High levels of carbon dioxide, a heat-trapping greenhouse gas, would counteract the sun’s weaker output during the Archean era. Knowing the exact concentration of carbon dioxide in the atmosphere could help pinpoint air temperature and acidity of the oceans during that time.
More of the ancient micrometeorite samples could help narrow the range of possible carbon dioxide concentrations, the authors wrote. Grains that fell at other times could also help trace the history of Earth’s atmosphere through time.
“Because these iron-rich micrometeorites can oxidize when they are exposed to carbon dioxide or oxygen, and given that these tiny grains presumably are preserved throughout Earth’s history, they could provide a very interesting proxy for the history of atmospheric composition,” Lehmer said.

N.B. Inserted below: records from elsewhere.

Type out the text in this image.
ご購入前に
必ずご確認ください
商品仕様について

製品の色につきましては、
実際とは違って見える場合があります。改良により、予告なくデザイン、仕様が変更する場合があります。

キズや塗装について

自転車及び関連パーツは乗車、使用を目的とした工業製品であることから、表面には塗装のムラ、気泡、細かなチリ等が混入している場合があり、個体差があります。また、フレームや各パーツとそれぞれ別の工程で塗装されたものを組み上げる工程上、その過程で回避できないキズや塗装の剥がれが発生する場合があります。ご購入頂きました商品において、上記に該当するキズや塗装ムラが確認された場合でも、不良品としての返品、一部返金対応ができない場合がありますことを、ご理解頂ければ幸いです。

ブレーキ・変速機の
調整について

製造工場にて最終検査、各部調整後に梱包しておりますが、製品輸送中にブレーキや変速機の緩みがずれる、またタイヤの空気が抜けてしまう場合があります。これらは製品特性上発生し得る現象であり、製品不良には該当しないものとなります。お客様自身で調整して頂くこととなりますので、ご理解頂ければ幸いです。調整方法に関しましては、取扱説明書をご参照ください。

Reference: “Atmospheric CO2 levels from 2.7 billion years ago inferred from micrometeorite oxidation” by O. R. Lehmer, D. C. Catling, R. Buick, D. E. Brownlee and S. Newport, 22 January 2020, Science Advances.
Other co-authors are Donald Brownlee, a UW professor emeritus of astronomy; Roger Buick, a UW professor of Earth and space sciences; and Sarah Newport, a former UW undergraduate who is now at Rutgers University. The research was funded by NASA, the UW Astrobiology Program, the UW Virtual Planetary Laboratory and the Simons Foundation’s Collaboration on the Origins of Life.